2016 Ouro Rafa smA cada quatro anos, o planeta é banhado por uma energia, por uma vibração difícil de explicar e que deixa uma sensação de que ainda não somos um caso perdido.
À primeira vista é um evento comercial, ufanista, repleto de interesses paralelos e superficiais. E de certa forma, não deixa de ser. Da mesma forma que é também uma demonstração única do melhor que podemos oferecer sem os interesses de barganha, tão comuns nas relações humanas.
Os protagonistas trazem para o palco público seus mais profundos desejos de se desafiarem, de escancararem seus talentos e limitações buscando vencerem antes de tudo a si mesmo, superarem suas metas, exaustivamente testadas e exercitadas por anos de dedicação. E num encontro coletivo, colocarem em xeque essa capacidade de superar seus competidores diretos embalados por um espírito que não empregamos em nenhum outro embate humano. A vaidade pessoal continua lá, o ego, o narcisismo, o preconceito, o sentimento de superioridade racial, mas todos esses distúrbios genéticos próprios do ser humano entorpecem em nome de um sentimento superior, oriundo dos deuses, que se convencionou chamar de olímpico.
E o efeito mais surpreendente dessa química é que quem assiste aos atores desse teatro esportivo se contamina de forma involuntária e contundente desse espírito, primeiro claro, torcendo por seus irmãos de origem, mas também por seus irmãos de alma, que não identifica bandeira, escudo, partido.
Nesse embalo que brota de dentro do peito, a gente se vê olhando para a tela fria e em alta definição da TV, chorando sozinho pela conquista de um atleta recém apresentado a nós. Se emociona por um desconhecido nem vencer, mas conquistar o lugar em um pódio suado, chorado, que é só dele. Ir às lágrimas pela felicidade dele, que passa a ser nossa. Que luta por uma conquista pessoal e que assumimos como nossa. De um país que nunca estivemos e que não faz a menor diferença. Nos emocionamos pela oportunidade de nos sentirmos verdadeiramente humanos e a vitória dele, que nem precisa ser vitória, se transforma em nossa.

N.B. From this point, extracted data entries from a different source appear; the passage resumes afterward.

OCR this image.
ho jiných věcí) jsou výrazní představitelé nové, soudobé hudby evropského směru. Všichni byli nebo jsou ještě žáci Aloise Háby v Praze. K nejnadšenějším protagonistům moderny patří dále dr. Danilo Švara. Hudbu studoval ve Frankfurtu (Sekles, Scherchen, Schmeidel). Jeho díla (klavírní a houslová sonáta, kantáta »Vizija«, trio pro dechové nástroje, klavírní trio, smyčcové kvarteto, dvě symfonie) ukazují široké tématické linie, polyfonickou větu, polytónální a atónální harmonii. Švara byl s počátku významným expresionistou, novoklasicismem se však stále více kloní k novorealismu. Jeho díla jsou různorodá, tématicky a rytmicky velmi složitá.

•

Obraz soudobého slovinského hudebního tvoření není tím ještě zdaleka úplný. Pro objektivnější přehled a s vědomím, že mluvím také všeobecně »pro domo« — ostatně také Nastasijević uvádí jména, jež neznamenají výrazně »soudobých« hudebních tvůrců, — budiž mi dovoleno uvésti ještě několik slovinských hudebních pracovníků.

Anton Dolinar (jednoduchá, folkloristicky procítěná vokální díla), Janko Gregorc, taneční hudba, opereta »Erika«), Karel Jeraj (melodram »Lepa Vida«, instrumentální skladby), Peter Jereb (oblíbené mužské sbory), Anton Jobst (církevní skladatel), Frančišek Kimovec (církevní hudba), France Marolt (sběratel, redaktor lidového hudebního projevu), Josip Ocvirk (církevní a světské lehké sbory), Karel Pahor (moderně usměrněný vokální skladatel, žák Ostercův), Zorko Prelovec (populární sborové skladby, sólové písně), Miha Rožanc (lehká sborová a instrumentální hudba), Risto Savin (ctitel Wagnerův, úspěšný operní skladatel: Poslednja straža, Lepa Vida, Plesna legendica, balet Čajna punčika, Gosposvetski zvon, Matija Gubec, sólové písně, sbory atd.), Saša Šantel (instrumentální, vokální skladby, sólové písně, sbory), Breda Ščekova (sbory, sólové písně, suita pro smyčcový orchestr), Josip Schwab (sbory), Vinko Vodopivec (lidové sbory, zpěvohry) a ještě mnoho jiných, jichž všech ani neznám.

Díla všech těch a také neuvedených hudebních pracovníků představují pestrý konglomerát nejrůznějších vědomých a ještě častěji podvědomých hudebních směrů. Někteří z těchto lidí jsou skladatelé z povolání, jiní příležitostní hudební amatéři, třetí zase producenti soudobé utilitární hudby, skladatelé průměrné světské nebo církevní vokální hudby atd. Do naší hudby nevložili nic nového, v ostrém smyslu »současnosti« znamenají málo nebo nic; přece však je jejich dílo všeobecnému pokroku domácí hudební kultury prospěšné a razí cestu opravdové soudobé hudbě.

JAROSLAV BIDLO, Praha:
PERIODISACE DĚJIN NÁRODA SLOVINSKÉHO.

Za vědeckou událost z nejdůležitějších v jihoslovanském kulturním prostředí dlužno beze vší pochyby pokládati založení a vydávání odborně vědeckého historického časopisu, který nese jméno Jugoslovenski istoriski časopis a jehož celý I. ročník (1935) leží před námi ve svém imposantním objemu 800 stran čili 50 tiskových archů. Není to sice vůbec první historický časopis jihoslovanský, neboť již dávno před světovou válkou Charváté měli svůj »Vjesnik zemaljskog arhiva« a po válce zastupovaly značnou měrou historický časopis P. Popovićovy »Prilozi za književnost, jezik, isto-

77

Caem por terra todos os interesses que nos movem a reagir conforme a barganha tácita do toma lá, dá cá. Desmorona nossa fachada de ser superior que está acima dessa bobagem comercial, afinal, de que vale um personagem visivelmente acima do peso, que se diz atleta, e que pretende superar a quantidade de peso que é capaz de levantar sobre a cabeça? Vale tanto quanto assistir um deus negro informal que compete como quem corre no parque conquistar um feito que nenhum outro atleta já tenha conquistado, em três olimpíadas seguidas, ao ser o mais rápido da pista: nada. Ou tudo.
Enquanto um dos 16 canais transmitia o deus negro encenando um raio após sua nona medalha de ouro, em outro, o garoto Omran Daqneesh, de apenas cinco anos, era levado em uma ambulância, sujo, sangrando, resgatado de um ataque aéreo em Aleppo, na Síria. Seria leviano comparar essas duas imagens em um “qual vale mais”. Duas faces de uma mesma moeda, de um mesmo planeta, que emociona a quem vê. Que sinaliza um ainda presente sentimento de humanidade, por motivos claramente diversos.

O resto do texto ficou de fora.